Updated July 18, 2016

One of the most common questions I get asked by my patients is, “how do I remove earwax?” Earwax, also known as cerumen, is produced by glands in the outer one-third of the ear canal. Earwax acts as a protective agent to prevent dust and bacteria from entering the ears. An absence of earwax may even cause dry itchy ear canals. The amount and consistency of wax varies from person to person; some people have wet or oily wax while others have dry flaky wax.

Although the presence of ear wax in itself is normal and healthy, too much earwax can cause complications. A buildup of wax in the ear canal can cause cerumen (earwax) impaction.

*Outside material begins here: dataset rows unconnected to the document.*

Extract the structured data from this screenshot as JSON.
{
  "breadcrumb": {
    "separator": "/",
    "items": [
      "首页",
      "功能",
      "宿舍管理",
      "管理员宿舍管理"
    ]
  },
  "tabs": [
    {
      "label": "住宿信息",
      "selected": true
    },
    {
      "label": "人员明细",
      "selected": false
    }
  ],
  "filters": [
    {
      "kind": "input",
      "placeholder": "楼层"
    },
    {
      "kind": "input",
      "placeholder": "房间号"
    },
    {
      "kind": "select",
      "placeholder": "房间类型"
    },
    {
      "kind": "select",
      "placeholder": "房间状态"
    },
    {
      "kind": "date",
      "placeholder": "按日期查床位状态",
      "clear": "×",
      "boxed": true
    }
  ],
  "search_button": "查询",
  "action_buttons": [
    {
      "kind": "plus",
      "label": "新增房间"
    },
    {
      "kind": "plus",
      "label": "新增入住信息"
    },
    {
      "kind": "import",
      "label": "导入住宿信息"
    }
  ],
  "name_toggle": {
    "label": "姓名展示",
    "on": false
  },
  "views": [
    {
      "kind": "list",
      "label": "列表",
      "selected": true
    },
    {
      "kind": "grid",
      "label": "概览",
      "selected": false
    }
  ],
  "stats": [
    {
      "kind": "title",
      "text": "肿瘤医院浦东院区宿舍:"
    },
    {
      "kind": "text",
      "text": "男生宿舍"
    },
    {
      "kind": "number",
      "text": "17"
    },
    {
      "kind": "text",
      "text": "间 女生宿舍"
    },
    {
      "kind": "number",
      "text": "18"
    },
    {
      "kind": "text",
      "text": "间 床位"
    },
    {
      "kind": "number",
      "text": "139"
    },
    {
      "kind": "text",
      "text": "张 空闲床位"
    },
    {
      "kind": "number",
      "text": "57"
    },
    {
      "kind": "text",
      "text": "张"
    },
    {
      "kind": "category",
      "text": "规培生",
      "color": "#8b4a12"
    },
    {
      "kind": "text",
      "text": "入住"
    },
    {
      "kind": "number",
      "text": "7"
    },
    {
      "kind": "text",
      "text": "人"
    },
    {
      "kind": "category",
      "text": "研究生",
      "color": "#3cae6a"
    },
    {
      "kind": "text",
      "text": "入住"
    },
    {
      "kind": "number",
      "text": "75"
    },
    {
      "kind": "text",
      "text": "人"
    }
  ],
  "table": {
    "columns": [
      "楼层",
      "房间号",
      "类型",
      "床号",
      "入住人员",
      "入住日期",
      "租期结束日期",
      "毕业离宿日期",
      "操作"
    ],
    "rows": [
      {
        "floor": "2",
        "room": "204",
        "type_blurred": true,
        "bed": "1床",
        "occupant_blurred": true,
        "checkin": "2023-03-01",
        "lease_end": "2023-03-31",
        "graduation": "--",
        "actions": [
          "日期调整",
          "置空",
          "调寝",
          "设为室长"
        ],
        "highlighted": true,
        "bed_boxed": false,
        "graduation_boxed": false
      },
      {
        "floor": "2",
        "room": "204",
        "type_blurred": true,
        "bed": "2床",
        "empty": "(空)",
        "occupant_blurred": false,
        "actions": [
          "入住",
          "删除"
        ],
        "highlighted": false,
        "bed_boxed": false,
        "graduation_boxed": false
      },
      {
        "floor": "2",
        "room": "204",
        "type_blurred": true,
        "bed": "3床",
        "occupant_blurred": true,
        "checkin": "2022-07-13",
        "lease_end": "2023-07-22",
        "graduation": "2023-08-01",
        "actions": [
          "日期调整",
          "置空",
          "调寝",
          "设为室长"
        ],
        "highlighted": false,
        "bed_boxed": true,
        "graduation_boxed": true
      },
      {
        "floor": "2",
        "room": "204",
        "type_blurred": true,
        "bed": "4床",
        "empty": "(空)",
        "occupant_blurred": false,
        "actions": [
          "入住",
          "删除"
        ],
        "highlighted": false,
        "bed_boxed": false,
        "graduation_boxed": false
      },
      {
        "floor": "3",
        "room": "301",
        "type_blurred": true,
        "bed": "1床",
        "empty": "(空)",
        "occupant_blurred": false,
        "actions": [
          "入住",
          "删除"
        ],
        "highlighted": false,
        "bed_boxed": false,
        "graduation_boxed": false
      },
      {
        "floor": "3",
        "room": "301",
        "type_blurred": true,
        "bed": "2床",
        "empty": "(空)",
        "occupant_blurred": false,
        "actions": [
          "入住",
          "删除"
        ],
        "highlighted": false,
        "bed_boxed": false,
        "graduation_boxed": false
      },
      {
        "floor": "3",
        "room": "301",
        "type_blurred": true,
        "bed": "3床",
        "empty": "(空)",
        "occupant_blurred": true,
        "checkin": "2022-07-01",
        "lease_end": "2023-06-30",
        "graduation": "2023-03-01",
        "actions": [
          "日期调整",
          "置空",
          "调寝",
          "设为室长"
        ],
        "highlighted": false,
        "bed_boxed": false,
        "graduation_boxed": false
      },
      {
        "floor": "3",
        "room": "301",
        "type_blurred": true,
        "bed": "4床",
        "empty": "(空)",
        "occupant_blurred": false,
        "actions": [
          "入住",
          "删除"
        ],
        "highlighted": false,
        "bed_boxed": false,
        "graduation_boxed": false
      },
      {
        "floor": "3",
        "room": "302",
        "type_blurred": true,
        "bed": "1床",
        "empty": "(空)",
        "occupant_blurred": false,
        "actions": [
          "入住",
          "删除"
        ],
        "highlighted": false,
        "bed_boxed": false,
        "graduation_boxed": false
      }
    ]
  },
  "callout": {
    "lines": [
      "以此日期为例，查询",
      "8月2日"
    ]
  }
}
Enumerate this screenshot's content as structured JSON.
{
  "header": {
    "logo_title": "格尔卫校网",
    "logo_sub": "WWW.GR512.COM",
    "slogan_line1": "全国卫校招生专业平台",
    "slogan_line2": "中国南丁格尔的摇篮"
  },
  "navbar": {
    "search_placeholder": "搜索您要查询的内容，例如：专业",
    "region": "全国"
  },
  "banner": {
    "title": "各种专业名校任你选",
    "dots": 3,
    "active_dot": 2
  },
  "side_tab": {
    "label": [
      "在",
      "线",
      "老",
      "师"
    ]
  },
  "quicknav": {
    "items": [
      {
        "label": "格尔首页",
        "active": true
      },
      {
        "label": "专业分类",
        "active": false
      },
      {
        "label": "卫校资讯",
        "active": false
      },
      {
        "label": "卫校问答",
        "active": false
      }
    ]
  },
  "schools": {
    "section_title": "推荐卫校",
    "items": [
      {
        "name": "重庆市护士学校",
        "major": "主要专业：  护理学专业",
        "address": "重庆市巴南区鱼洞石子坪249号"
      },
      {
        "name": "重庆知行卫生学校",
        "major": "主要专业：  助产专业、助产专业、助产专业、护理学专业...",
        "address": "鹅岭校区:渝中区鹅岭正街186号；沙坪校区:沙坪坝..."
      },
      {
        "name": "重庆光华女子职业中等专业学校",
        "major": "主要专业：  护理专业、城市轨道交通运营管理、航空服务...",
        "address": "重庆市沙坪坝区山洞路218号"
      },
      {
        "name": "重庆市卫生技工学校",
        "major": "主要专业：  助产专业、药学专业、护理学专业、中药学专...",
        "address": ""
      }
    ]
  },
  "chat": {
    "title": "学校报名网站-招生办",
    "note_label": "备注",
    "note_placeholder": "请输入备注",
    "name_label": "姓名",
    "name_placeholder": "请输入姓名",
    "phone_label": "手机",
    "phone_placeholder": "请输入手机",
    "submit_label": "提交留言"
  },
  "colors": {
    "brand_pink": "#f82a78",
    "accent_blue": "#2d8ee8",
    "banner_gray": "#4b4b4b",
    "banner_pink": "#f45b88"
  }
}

Signs and symptoms of earwax blockage include:

  • Plugged feeling in the ear
  • Sounds in the ears (tinnitus)
  • Earache
  • Hearing loss

If you suspect earwax blockage it is best to first see your doctor or hearing care professional before proceeding with any treatment, so that other abnormalities may be ruled out. You should not attempt to treat earwax blockage yourself if you have a perforated eardrum, tubes in your ears, or have an ear infection.

Home Remedies

There are a number of home remedies that can be used to get rid of excess earwax. One of the more gentler methods is to simply use oil:

  1. Tilt your head sideways with the impacted ear towards the sky.
  2. Put 3-5 drops of mineral oil or baby oil into the affected ear. A dropper may be useful.
  3. Cover the ear with a cotton ball to prevent leakage.
  4. Allow the oil to sit in the ears for several hours or even overnight.
  5. Remove the cotton ball and flush out the ear (in the shower or bath) with warm water. A bulb-type syringe may be used to gently flush the ears as well.

Medical Treatment

Sometimes it can be tricky to treat cerumen impaction at home. In these cases, your family doctor or hearing care professional may use various methods to remove the earwax.

  1. Irrigation – water is used to gently flush out the wax
  2. Manual removal – wax is scooped out using a small spoon-like device called a curette

What to Avoid

  1. Cotton swabs! These little suckers are often the culprits that cause wax impaction in the first place. As discussed earlier, earwax is produced only in the outer third of the ear canal. How a plug of wax usually ends up deeper in the ear canal is by the frequent use of cotton swabs. Cotton swabs are not recommended for cleaning out earwax.
  2. Ear Candling is not a safe method and should be avoided as it may result in serious injury. It involves placing a hollow candle over the ear while the exposed end is lit on fire. This may result in burns or injury to the eardrum. Save the candles for the birthday cakes!
  3. High pressure or suction should be avoided. Our eardrums are fragile membranes that can easily be damaged with any sort of excess force.

As discussed earlier, the production of earwax is a normal process that is a part of our body’s defense system. Too much earwax on the other hand may cause complications. The first step is always to see your family doctor or hearing care professional before proceeding with any sort of treatment.